In tough economic times, life can be hard for employers in America’s low-wage sectors. Especially when it comes to complying with labor law. Fortunately, the government ensures that there’s always at least one group of workers for whom standards pretty much never apply. They’re called, fittingly, “undocumented.”
This year, several states have rolled out legislation to make the undocumented even more illegal. Bills in Alabama, Georgia and Indiana, modeled roughly after Arizona’s controversial racial profiling law, reflect the boilerplate lock’em up talking points: enabling profiling by police, criminalizing the mere appearance of an unauthorized immigrant as well as those who provide aid to them, and tightening restrictions on hiring.
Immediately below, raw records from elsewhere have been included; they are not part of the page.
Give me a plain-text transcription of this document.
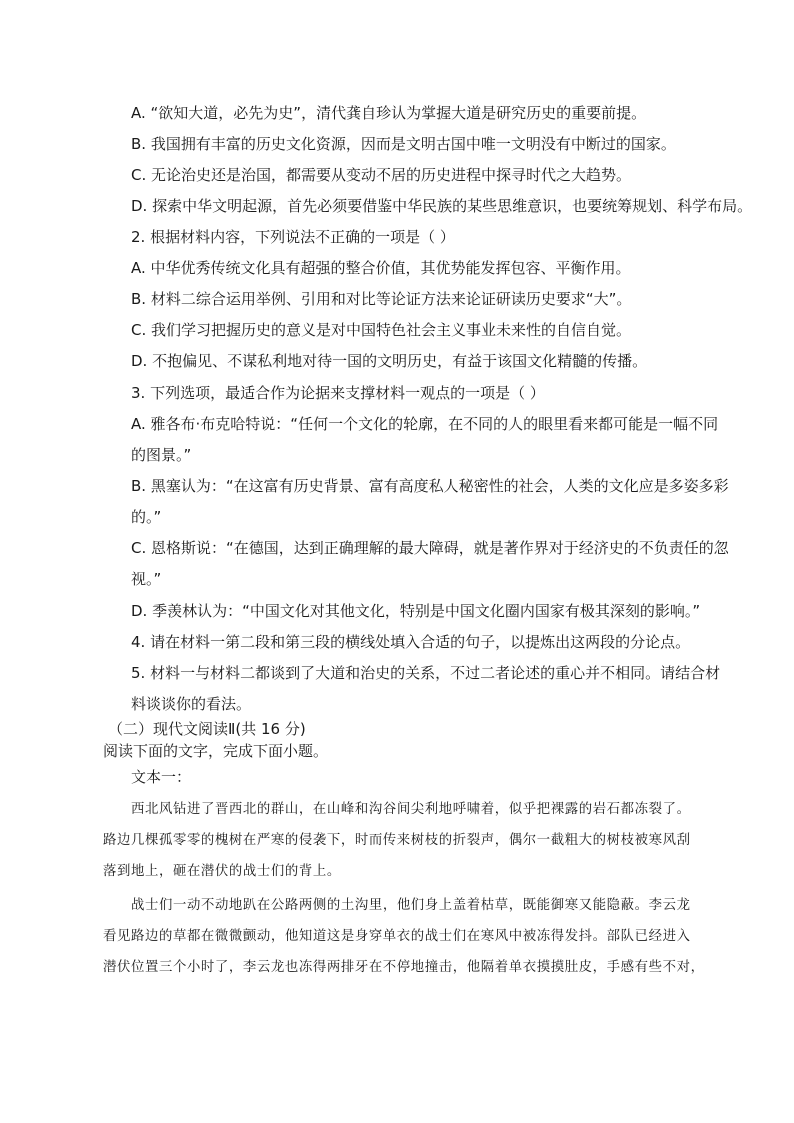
A. “欲知大道，必先为史”，清代龚自珍认为掌握大道是研究历史的重要前提。
B. 我国拥有丰富的历史文化资源，因而是文明古国中唯一文明没有中断过的国家。
C. 无论治史还是治国，都需要从变动不居的历史进程中探寻时代之大趋势。
D. 探索中华文明起源，首先必须要借鉴中华民族的某些思维意识，也要统筹规划、科学布局。
2. 根据材料内容，下列说法不正确的一项是（ ）
A. 中华优秀传统文化具有超强的整合价值，其优势能发挥包容、平衡作用。
B. 材料二综合运用举例、引用和对比等论证方法来论证研读历史要求“大”。
C. 我们学习把握历史的意义是对中国特色社会主义事业未来性的自信自觉。
D. 不抱偏见、不谋私利地对待一国的文明历史，有益于该国文化精髓的传播。
3. 下列选项，最适合作为论据来支撑材料一观点的一项是（ ）
A. 雅各布·布克哈特说：“任何一个文化的轮廓，在不同的人的眼里看来都可能是一幅不同
的图景。”
B. 黑塞认为：“在这富有历史背景、富有高度私人秘密性的社会，人类的文化应是多姿多彩
的。”
C. 恩格斯说：“在德国，达到正确理解的最大障碍，就是著作界对于经济史的不负责任的忽
视。”
D. 季羡林认为：“中国文化对其他文化，特别是中国文化圈内国家有极其深刻的影响。”
4. 请在材料一第二段和第三段的横线处填入合适的句子，以提炼出这两段的分论点。
5. 材料一与材料二都谈到了大道和治史的关系，不过二者论述的重心并不相同。请结合材
料谈谈你的看法。
（二）现代文阅读Ⅱ(共 16 分)
阅读下面的文字，完成下面小题。
文本一：
西北风钻进了晋西北的群山，在山峰和沟谷间尖利地呼啸着，似乎把裸露的岩石都冻裂了。
路边几棵孤零零的槐树在严寒的侵袭下，时而传来树枝的折裂声，偶尔一截粗大的树枝被寒风刮
落到地上，砸在潜伏的战士们的背上。
战士们一动不动地趴在公路两侧的土沟里，他们身上盖着枯草，既能御寒又能隐蔽。李云龙
看见路边的草都在微微颤动，他知道这是身穿单衣的战士们在寒风中被冻得发抖。部队已经进入
潜伏位置三个小时了，李云龙也冻得两排牙在不停地撞击，他隔着单衣摸摸肚皮，手感有些不对，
Although lawsuits have halted the implementation of these policies in some states, key court decisions have left intact provisions that deepen the divide between those with and without papers, relegating the undocumented—who work American farms, build American homes, and raise American children—to a law-free zone.
A Georgia court recently blocked the “papers please” provision of the state’s anti-immigrant bill on the grounds that using I.D.-checks to root out immigration violations would lead to an “end-run – not around federal criminal law – but around federal statutes defining the role of state and local officers in immigration enforcement.” So the state overstepped its bounds by criminalizing a federal civil offense.
At the same time, the court left intact a provision that would expand the use of a draconian I.D. screening system known as E-Verify. This is the Social Security Number-based data gauntlet that Washington has been haltingly trying to impose on employers and state governments for years (Congressional Republicans are pushing a bill to mandate the system nationwide, but it is currently used on a “volunteer” basis).